Pour l'accouchement, il faut distinguer le commun des mortels et les accouchements princiers. Dans ce second cas, selon la tradition française, la malheureuse accouchait en public. C'était le cas des reines et princesses de France, qui accouchaient en présence des princes du sang, un drap ménageant leur pudeur ; l'enfant devait être présenté aussitôt né et lavé à la famille. De nombreuses reines ont été très choquées d'être soumises à cette coutume étrange ! On peut encore voir des chaises d'accouchée, qui ont un siège en forme de haricot, de façon à ce que la sage-femme puisse saisir le bébé qui était mis au monde en position assise, la plus répandue d'ailleurs dans le monde.
Kaedes
   Posté le 13-01-2007 à 15:10:36   

plutot ignoble cette vieille tradition d'accoucher en public...
Nefredkheperoure
   Posté le 13-01-2007 à 19:18:50   

Ca devait être éprouvant pour la malheureuse, en effet. Le récit de l'accouchement d'Anne dAutriche donnant naissance au futur Louis XIV est éloquent à ce sujet...

Cette tradition vient des rumeurs de substitutions d'enfants et c'est aussi une façon de théâtraliser une naissance royale ou princière. La vie publique commence en quelque sorte dès la naissance.
Kaedes
   Posté le 14-01-2007 à 12:20:46   

oui c'est compréhensible. Au moins ils étaient sur de l'identité du prince. Et son statut ne lui permet pas une vie privé...

le loft story princier... finalement, rien n'a été inventé lol
Nefredkheperoure
   Posté le 14-01-2007 à 17:28:31   

C'est un peu ça, oui en effet, mais réservé à des privilégiés, quand même...
Ankh
   Posté le 04-02-2008 à 19:11:41   

En cours nous étudions la Renaissance de 1470-1560, et pourtant nos profs nous parlent déjà de relancement de la dynamique démographique, dûe en partie au recul de la peste et à l'âge du mariage aux alentours de 18 ans...
Nefredkheperoure
   Posté le 05-02-2008 à 06:39:44   

Tu as raison, Ankh, la Renaissance est toute entière faite de ce genre de paradoxes. La démographie varie beaucoup selon les lieux. Mais il y a effectivement un accroissement de la population. L'âge du mariage varie beaucoup aussi, en particulier en fonction des classes sociales. Tout dépend, entre autres, du nombre de filles dans une famille, en raison de la tradition de doter les filles.
Pierma
   Posté le 05-02-2008 à 12:21:08   

Curieux qu'on ne favorise pas l'adoption, dans une société où il y a tant d'abandons d'enfants.

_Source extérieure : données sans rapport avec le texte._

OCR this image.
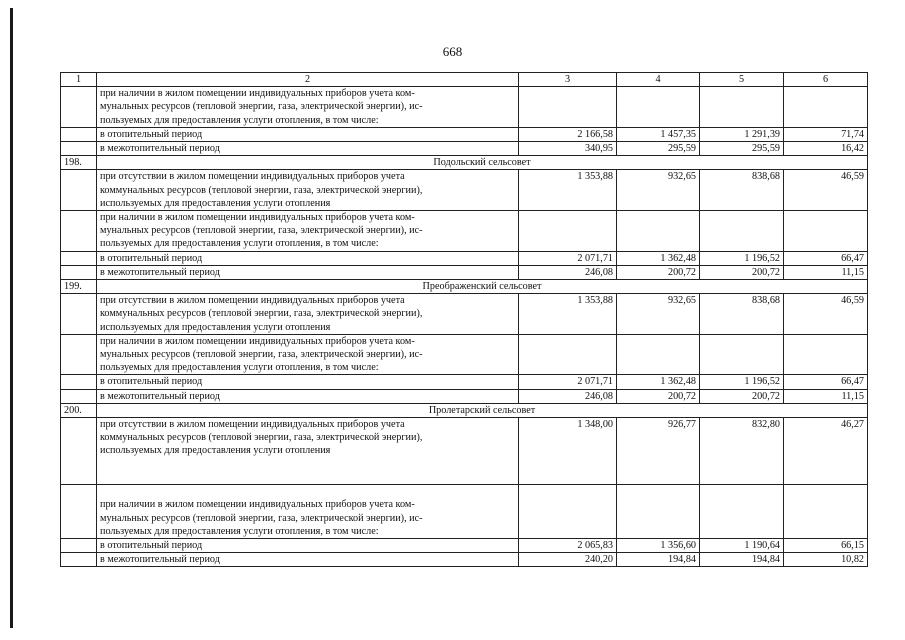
668
1	2	3	4	5	6

	при наличии в жилом помещении индивидуальных приборов учета ком-
мунальных ресурсов (тепловой энергии, газа, электрической энергии), ис-
пользуемых для предоставления услуги отопления, в том числе:				

	в отопительный период	2 166,58	1 457,35	1 291,39	71,74
	в межотопительный период	340,95	295,59	295,59	16,42
198.	Подольский сельсовет				

	при отсутствии в жилом помещении индивидуальных приборов учета
коммунальных ресурсов (тепловой энергии, газа, электрической энергии),
используемых для предоставления услуги отопления	1 353,88	932,65	838,68	46,59

	при наличии в жилом помещении индивидуальных приборов учета ком-
мунальных ресурсов (тепловой энергии, газа, электрической энергии), ис-
пользуемых для предоставления услуги отопления, в том числе:				

	в отопительный период	2 071,71	1 362,48	1 196,52	66,47
	в межотопительный период	246,08	200,72	200,72	11,15
199.	Преображенский сельсовет				

	при отсутствии в жилом помещении индивидуальных приборов учета
коммунальных ресурсов (тепловой энергии, газа, электрической энергии),
используемых для предоставления услуги отопления	1 353,88	932,65	838,68	46,59

	при наличии в жилом помещении индивидуальных приборов учета ком-
мунальных ресурсов (тепловой энергии, газа, электрической энергии), ис-
пользуемых для предоставления услуги отопления, в том числе:				

	в отопительный период	2 071,71	1 362,48	1 196,52	66,47
	в межотопительный период	246,08	200,72	200,72	11,15
200.	Пролетарский сельсовет				

	при отсутствии в жилом помещении индивидуальных приборов учета
коммунальных ресурсов (тепловой энергии, газа, электрической энергии),
используемых для предоставления услуги отопления	1 348,00	926,77	832,80	46,27

	при наличии в жилом помещении индивидуальных приборов учета ком-
мунальных ресурсов (тепловой энергии, газа, электрической энергии), ис-
пользуемых для предоставления услуги отопления, в том числе:				

	в отопительный период	2 065,83	1 356,60	1 190,64	66,15
	в межотопительный период	240,20	194,84	194,84	10,82
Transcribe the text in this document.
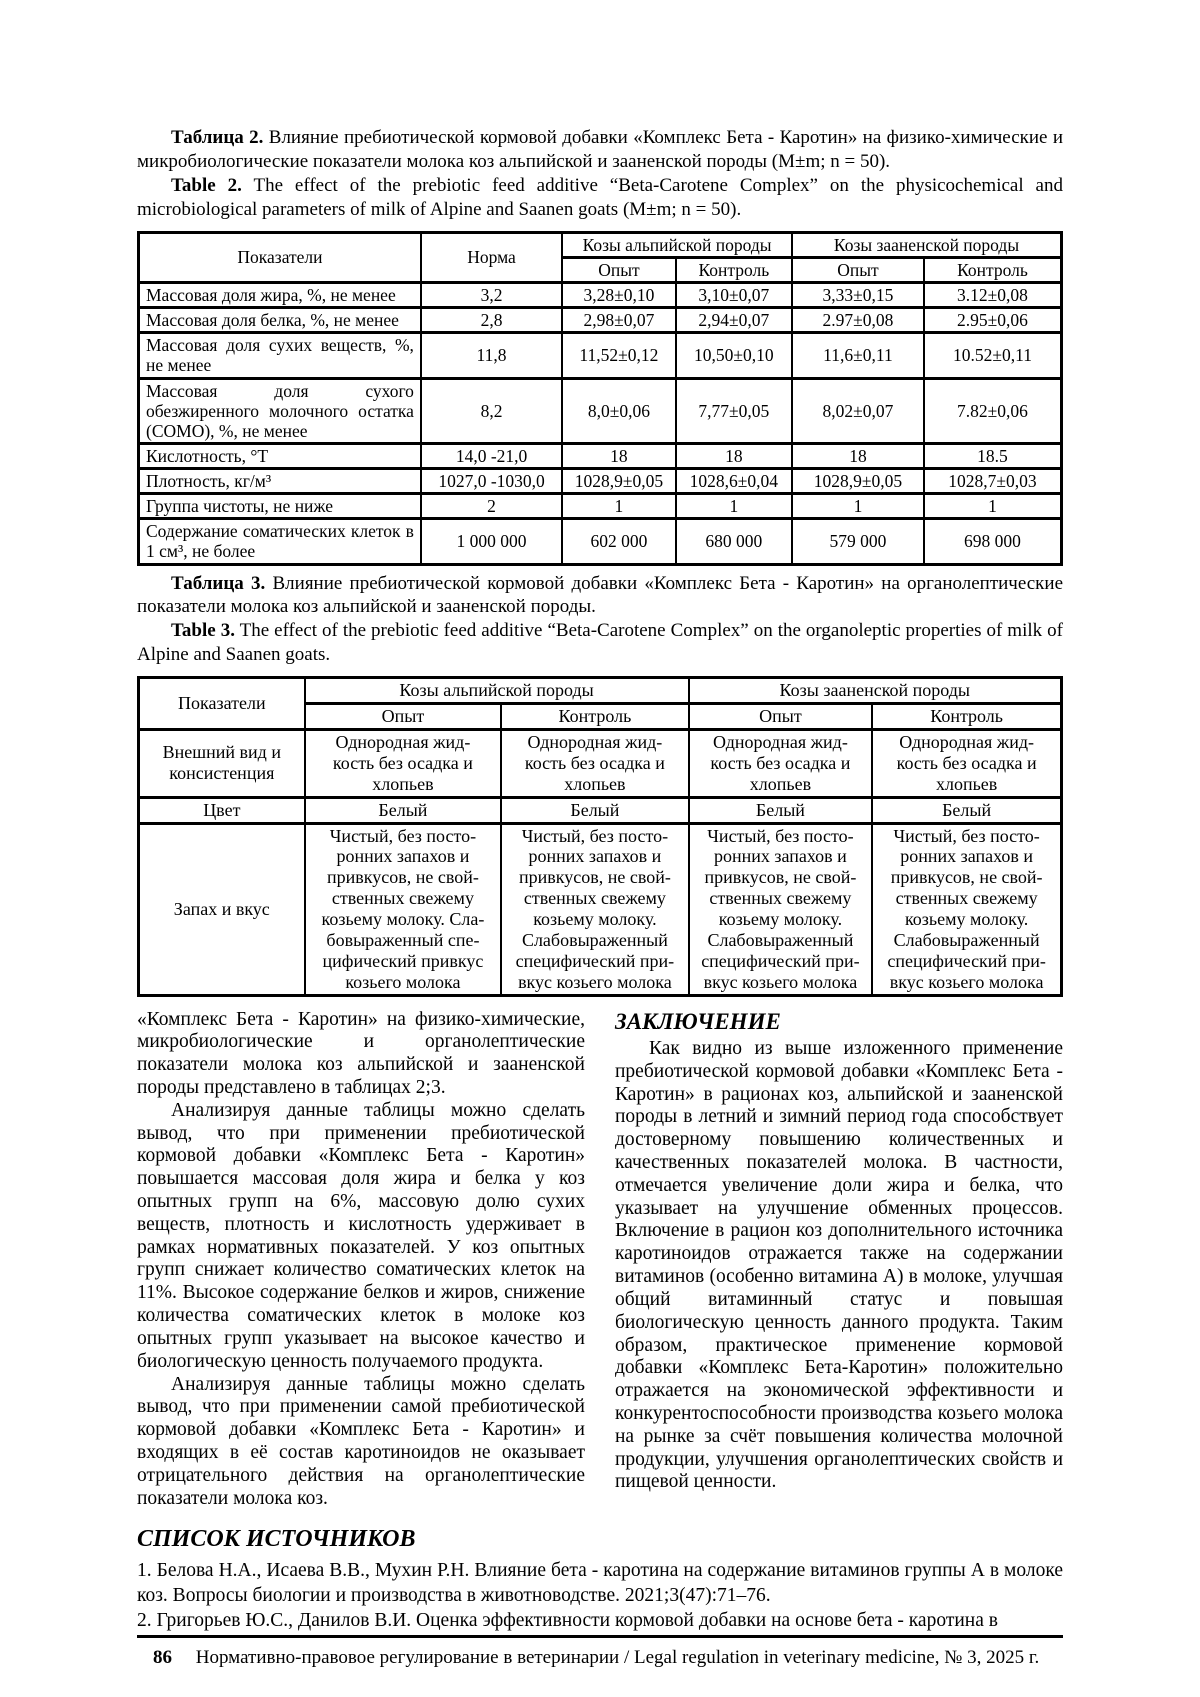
Таблица 2. Влияние пребиотической кормовой добавки «Комплекс Бета - Каротин» на физико-химические и микробиологические показатели молока коз альпийской и зааненской породы (M±m; n = 50).

Table 2. The effect of the prebiotic feed additive “Beta-Carotene Complex” on the physicochemical and microbiological parameters of milk of Alpine and Saanen goats (M±m; n = 50).

Показатели	Норма	Козы альпийской породы		Козы зааненской породы	
		Опыт	Контроль	Опыт	Контроль
Массовая доля жира, %, не менее	3,2	3,28±0,10	3,10±0,07	3,33±0,15	3.12±0,08
Массовая доля белка, %, не менее	2,8	2,98±0,07	2,94±0,07	2.97±0,08	2.95±0,06
Массовая доля сухих веществ, %, не менее	11,8	11,52±0,12	10,50±0,10	11,6±0,11	10.52±0,11
Массовая доля сухого обезжиренного молочного остатка (СОМО), %, не менее	8,2	8,0±0,06	7,77±0,05	8,02±0,07	7.82±0,06
Кислотность, °Т	14,0 -21,0	18	18	18	18.5
Плотность, кг/м³	1027,0 -1030,0	1028,9±0,05	1028,6±0,04	1028,9±0,05	1028,7±0,03
Группа чистоты, не ниже	2	1	1	1	1
Содержание соматических клеток в 1 см³, не более	1 000 000	602 000	680 000	579 000	698 000

Таблица 3. Влияние пребиотической кормовой добавки «Комплекс Бета - Каротин» на органолептические показатели молока коз альпийской и зааненской породы.

Table 3. The effect of the prebiotic feed additive “Beta-Carotene Complex” on the organoleptic properties of milk of Alpine and Saanen goats.

Показатели	Козы альпийской породы		Козы зааненской породы	
	Опыт	Контроль	Опыт	Контроль
Внешний вид и консистенция	Однородная жид-
кость без осадка и
хлопьев	Однородная жид-
кость без осадка и
хлопьев	Однородная жид-
кость без осадка и
хлопьев	Однородная жид-
кость без осадка и
хлопьев
Цвет	Белый	Белый	Белый	Белый
Запах и вкус	Чистый, без посто-
ронних запахов и
привкусов, не свой-
ственных свежему
козьему молоку. Сла-
бовыраженный спе-
цифический привкус
козьего молока	Чистый, без посто-
ронних запахов и
привкусов, не свой-
ственных свежему
козьему молоку.
Слабовыраженный
специфический при-
вкус козьего молока	Чистый, без посто-
ронних запахов и
привкусов, не свой-
ственных свежему
козьему молоку.
Слабовыраженный
специфический при-
вкус козьего молока	Чистый, без посто-
ронних запахов и
привкусов, не свой-
ственных свежему
козьему молоку.
Слабовыраженный
специфический при-
вкус козьего молока

«Комплекс Бета - Каротин» на физико-химические, микробиологические и органолептические показатели молока коз альпийской и зааненской породы представлено в таблицах 2;3.

Анализируя данные таблицы можно сделать вывод, что при применении пребиотической кормовой добавки «Комплекс Бета - Каротин» повышается массовая доля жира и белка у коз опытных групп на 6%, массовую долю сухих веществ, плотность и кислотность удерживает в рамках нормативных показателей. У коз опытных групп снижает количество соматических клеток на 11%. Высокое содержание белков и жиров, снижение количества соматических клеток в молоке коз опытных групп указывает на высокое качество и биологическую ценность получаемого продукта.

Анализируя данные таблицы можно сделать вывод, что при применении самой пребиотической кормовой добавки «Комплекс Бета - Каротин» и входящих в её состав каротиноидов не оказывает отрицательного действия на органолептические показатели молока коз.

ЗАКЛЮЧЕНИЕ

Как видно из выше изложенного применение пребиотической кормовой добавки «Комплекс Бета - Каротин» в рационах коз, альпийской и зааненской породы в летний и зимний период года способствует достоверному повышению количественных и качественных показателей молока. В частности, отмечается увеличение доли жира и белка, что указывает на улучшение обменных процессов. Включение в рацион коз дополнительного источника каротиноидов отражается также на содержании витаминов (особенно витамина А) в молоке, улучшая общий витаминный статус и повышая биологическую ценность данного продукта. Таким образом, практическое применение кормовой добавки «Комплекс Бета-Каротин» положительно отражается на экономической эффективности и конкурентоспособности производства козьего молока на рынке за счёт повышения количества молочной продукции, улучшения органолептических свойств и пищевой ценности.

СПИСОК ИСТОЧНИКОВ

1. Белова Н.А., Исаева В.В., Мухин Р.Н. Влияние бета - каротина на содержание витаминов группы А в молоке коз. Вопросы биологии и производства в животноводстве. 2021;3(47):71–76.

2. Григорьев Ю.С., Данилов В.И. Оценка эффективности кормовой добавки на основе бета - каротина в

86	Нормативно-правовое регулирование в ветеринарии / Legal regulation in veterinary medicine, № 3, 2025 г.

Mais elle se heurtait sans doute à certains préjugés.

Pour le recul des maladies, il me semble que la dernière grande épidémie de peste est assez récente. Sous Louis XIV, je crois. On sait quel navire l'a apportée à Marseille, à la suite d'un manque de vigilance dans la quarantaine, plutôt rigoureuse normalement.
Nefredkheperoure
   Posté le 05-02-2008 à 18:59:32   

Tu veux sans doute parler de la grande peste de Provence, en 1720 ? En effet, c'est la dernière grande épidémie en France. Des bateaux venus du Levant étaient en quarantaine à Marseille, mais des marchands sont parvenus à faire descendre à terre des étoffes infectées. L'épidémie s'est alors répandue dans une grande partie de la Provence, causant un désastre démographique dont certaines villes ont eu beaucoup de mal à se remettre. Elle a sévi pendant 1 an et demi, à peu près.

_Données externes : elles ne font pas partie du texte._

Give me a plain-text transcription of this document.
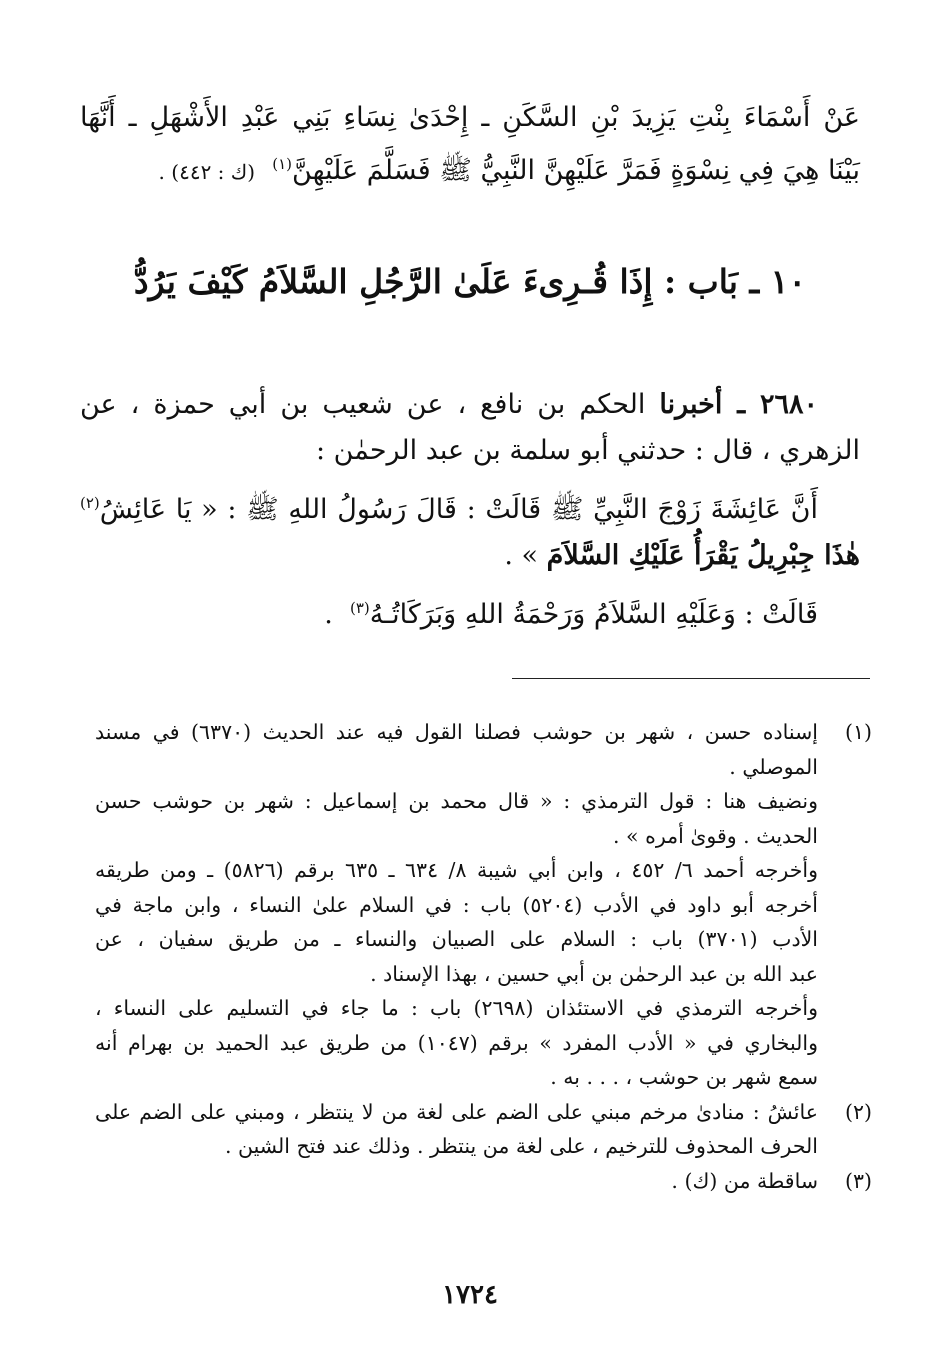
عَنْ أَسْمَاءَ بِنْتِ يَزِيدَ بْنِ السَّكَنِ ـ إِحْدَىٰ نِسَاءِ بَنِي عَبْدِ الأَشْهَلِ ـ أَنَّهَا
بَيْنَا هِيَ فِي نِسْوَةٍ فَمَرَّ عَلَيْهِنَّ النَّبِيُّ ﷺ فَسَلَّمَ عَلَيْهِنَّ$^{(١)}$  (ك : ٤٤٢) .
١٠ ـ بَاب : إِذَا قُـرِىءَ عَلَىٰ الرَّجُلِ السَّلاَمُ كَيْفَ يَرُدُّ
٢٦٨٠ ـ أخبرنا الحكم بن نافع ، عن شعيب بن أبي حمزة ، عن
الزهري ، قال : حدثني أبو سلمة بن عبد الرحمٰن :
أَنَّ عَائِشَةَ زَوْجَ النَّبِيِّ ﷺ قَالَتْ : قَالَ رَسُولُ اللهِ ﷺ : « يَا عَائِشُ$^{(٢)}$
هٰذَا جِبْرِيلُ يَقْرَأُ عَلَيْكِ السَّلاَمَ » .
قَالَتْ : وَعَلَيْهِ السَّلاَمُ وَرَحْمَةُ اللهِ وَبَرَكَاتُـهُ$^{(٣)}$  .
(١)
إسناده حسن ، شهر بن حوشب فصلنا القول فيه عند الحديث (٦٣٧٠) في مسند
الموصلي .
ونضيف هنا : قول الترمذي : « قال محمد بن إسماعيل : شهر بن حوشب حسن
الحديث . وقوىٰ أمره » .
وأخرجه أحمد ٦/ ٤٥٢ ، وابن أبي شيبة ٨/ ٦٣٤ ـ ٦٣٥ برقم (٥٨٢٦) ـ ومن طريقه
أخرجه أبو داود في الأدب (٥٢٠٤) باب : في السلام علىٰ النساء ، وابن ماجة في
الأدب (٣٧٠١) باب : السلام على الصبيان والنساء ـ من طريق سفيان ، عن
عبد الله بن عبد الرحمٰن بن أبي حسين ، بهذا الإسناد .
وأخرجه الترمذي في الاستئذان (٢٦٩٨) باب : ما جاء في التسليم على النساء ،
والبخاري في « الأدب المفرد » برقم (١٠٤٧) من طريق عبد الحميد بن بهرام أنه
سمع شهر بن حوشب ، . . . به .
(٢)
عائشُ : منادىٰ مرخم مبني على الضم على لغة من لا ينتظر ، ومبني على الضم على
الحرف المحذوف للترخيم ، على لغة من ينتظر . وذلك عند فتح الشين .
(٣)
ساقطة من (ك) .
١٧٢٤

La Provence était très exposée aux épidémies de peste, en raison en particulier du commerce vers la Méditerranée orientale. Il y a eu plusieurs épidémies de peste en Provence, et à Marseille en particulier, au XVIe s., comme l'épidémie de 1580, un peu moins au XVIIe s. Comme Marseille avait un réseau commercial rayonnant dans toute la Provence, l'épidémie pouvait se répandre très vite. Dans les ports, les navires étaient mis en quarantaine et inspectés par des intendants de la santé. Dès que la nouvelle se répandait que des cas de peste étaient signalés dans une ville, les villes voisines mettaient des points de contrôle aux limites de leur terroir et ne laissaient passer que les personnes munies de billets de santé (appelés "bollettes" à cette époque en Provence) attestant qu'elles étaient saines ; en général, les villes envoyaient des messagers pour donner l'alerte. Quand la menace était sévère, on déclarait la "serrade", qui consistait à s'enfermer en ville, puis dans un second temps chez soi quand l'épidémie sévissait sur le terroir ; c'est pourquoi les nobles et notables s'empressaient de fuir dans leurs propriétés de campagne dès qu'une rumeur de peste était signalée.
Pierma
   Posté le 05-02-2008 à 20:05:30   

Merci pour ces précisions très documentées.
Nefredkheperoure
   Posté le 07-02-2008 à 04:38:36   

Mais de rien. En tout cas, bravo à toi de connaître cet épisode de notre histoire que beaucoup ignorent.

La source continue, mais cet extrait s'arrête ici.